Scilipoti Pietro, Longoni Mattia, de Angelis Mario, Zaurito Paolo, Massiet Albane, Dutto Daniele, Soria Francesco, Álvarez-Maestro Mario, Bazán Alfredo Aguilera, Pradere Benjamin, Klatte Tobias, Contieri Roberto, Hurle Rodolfo, Krajewski Wojciech, Subiela José Daniel, Pichler Renate, Szostek Aleksandra, Marcq Gautier, Elena José Luis Rodríguez, Aranda Javier, Gontero Paolo, Rouprêt Morgan, Shariat Shahrokh F, Necchi Andrea, Montorsi Francesco, Briganti Alberto, Xylinas Evanguelos, Moschini Marco
Division of Experimental Oncology/Unit of Urology, IRCCS Ospedale San Raffaele, Milan, Italy.
Vita-Salute San Raffaele University, Milan, Italy.
BJU Int. 2025 Jun;135(6):969-976. doi: 10.1111/bju.16645. Epub 2025 Jan 11.
To evaluate the oncological efficacy and safety of sequential intravesical gemcitabine/docetaxel (Gem/Doce) therapy in a European cohort of patients with high-risk and very-high-risk non-muscle-invasive bladder cancer (NMIBC) after previous Bacillus Calmette-Guérin (BCG) treatment.
Data were retrospectively collected from 95 patients with NMIBC, treated with Gem/Doce at 12 European centres between 2021 and 2024. Patients previously treated with BCG who had completed a full induction course and received at least one follow-up evaluation were included. One-year disease-free survival (DFS), high-grade DFS and progression-free survival (PFS) were estimated using Kaplan-Meier curves. Adverse events (AEs) were recorded through medical interviews.

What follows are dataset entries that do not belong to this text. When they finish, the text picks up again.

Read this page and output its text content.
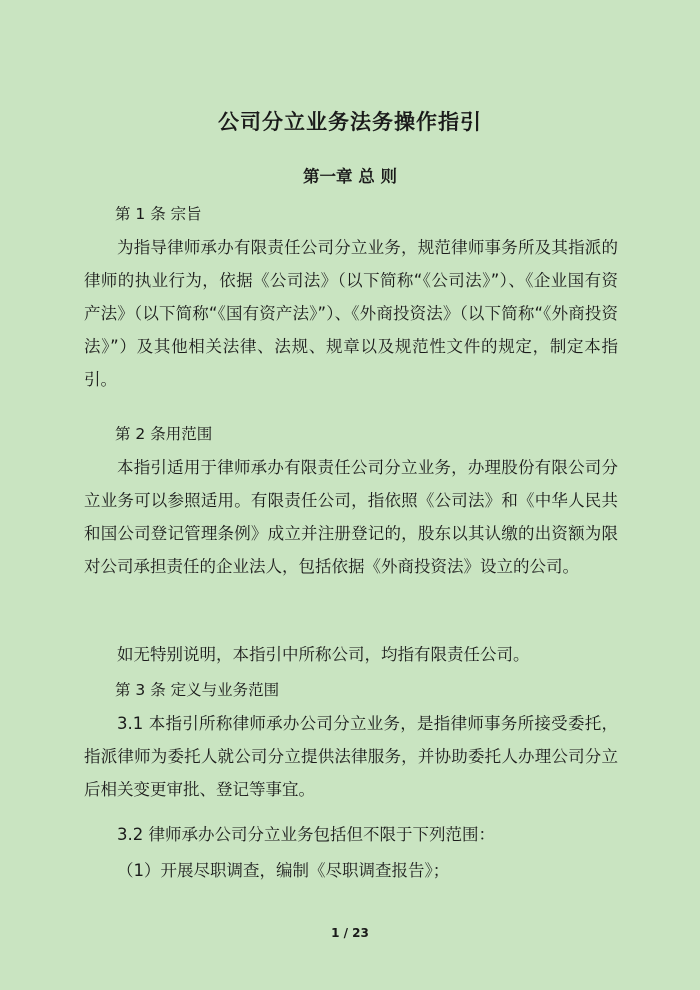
公司分立业务法务操作指引
第一章 总 则

第 1 条 宗旨

为指导律师承办有限责任公司分立业务，规范律师事务所及其指派的律师的执业行为，依据《公司法》（以下简称“《公司法》”）、《企业国有资产法》（以下简称“《国有资产法》”）、《外商投资法》（以下简称“《外商投资法》”）及其他相关法律、法规、规章以及规范性文件的规定，制定本指引。

第 2 条用范围

本指引适用于律师承办有限责任公司分立业务，办理股份有限公司分立业务可以参照适用。有限责任公司，指依照《公司法》和《中华人民共和国公司登记管理条例》成立并注册登记的，股东以其认缴的出资额为限对公司承担责任的企业法人，包括依据《外商投资法》设立的公司。

如无特别说明，本指引中所称公司，均指有限责任公司。

第 3 条 定义与业务范围

3.1 本指引所称律师承办公司分立业务，是指律师事务所接受委托，指派律师为委托人就公司分立提供法律服务，并协助委托人办理公司分立后相关变更审批、登记等事宜。

3.2 律师承办公司分立业务包括但不限于下列范围：

（1）开展尽职调查，编制《尽职调查报告》；

1 / 23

Of 75 patients, 63 (84%) were classified as having high-risk and 12 (16%) as having very-high-risk NMIBC. Over a median (interquartile range) follow-up of 9 (5-14) months, 20 patients (27%) relapsed and five (6.7%) underwent radical cystectomy. The 1-year DFS was 73% (95% confidence interval [CI] 62-86%), 1-year high-grade DFS was 79% (95% CI 68-91%) and 1-year PFS was 95% (95% CI 90-100%). AEs occurred in 34 patients (45%), with six (8.7%) experiencing severe AEs. Limitations of the study include the short follow-up and variability in both treatment dwelling times and dosage across centres.
The intravesical Gem/Doce regimen demonstrated promising short-term oncological outcomes and was well tolerated in this cohort of patients with high- and very-high-risk NMIBC previously treated with BCG. Prospective studies and randomised trials are awaited to define the ideal candidates for Gem/Doce therapy and to standardise treatment protocols.
评估序贯膀胱内注射吉西他滨/多西他赛(Gem/Doce)疗法在欧洲一组既往接受过卡介苗(BCG)治疗的高危和极高危非肌层浸润性膀胱癌(NMIBC)患者中的肿瘤学疗效和安全性。
回顾性收集了2021年至2024年间在12个欧洲中心接受Gem/Doce治疗的95例NMIBC患者的数据。纳入既往接受过BCG治疗且已完成完整诱导疗程并接受至少一次随访评估的患者。使用Kaplan-Meier曲线估计1年无病生存期(DFS)、高级别DFS和无进展生存期(PFS)。通过医学访谈记录不良事件(AE)。
75例患者中,63例(84%)被分类为高危NMIBC,12例(16%)为极高危NMIBC。在中位(四分位间距)9(5 - 14)个月的随访期内,20例患者(27%)复发,5例(6.7%)接受了根治性膀胱切除术。1年DFS为73%(95%置信区间[CI] 62 - 86%),1年高级别DFS为79%(95% CI 68 - 91%),1年PFS为95%(95% CI 90 - 100%)。34例患者(45%)发生AE,6例(8.7%)经历严重AE。该研究的局限性包括随访时间短以及各中心治疗停留时间和剂量的变异性。
膀胱内Gem/Doce方案在这组既往接受过BCG治疗的高危和极高危NMIBC患者中显示出有前景的短期肿瘤学结果,且耐受性良好。有待进行前瞻性研究和随机试验以确定Gem/Doce疗法的理想候选者并规范治疗方案。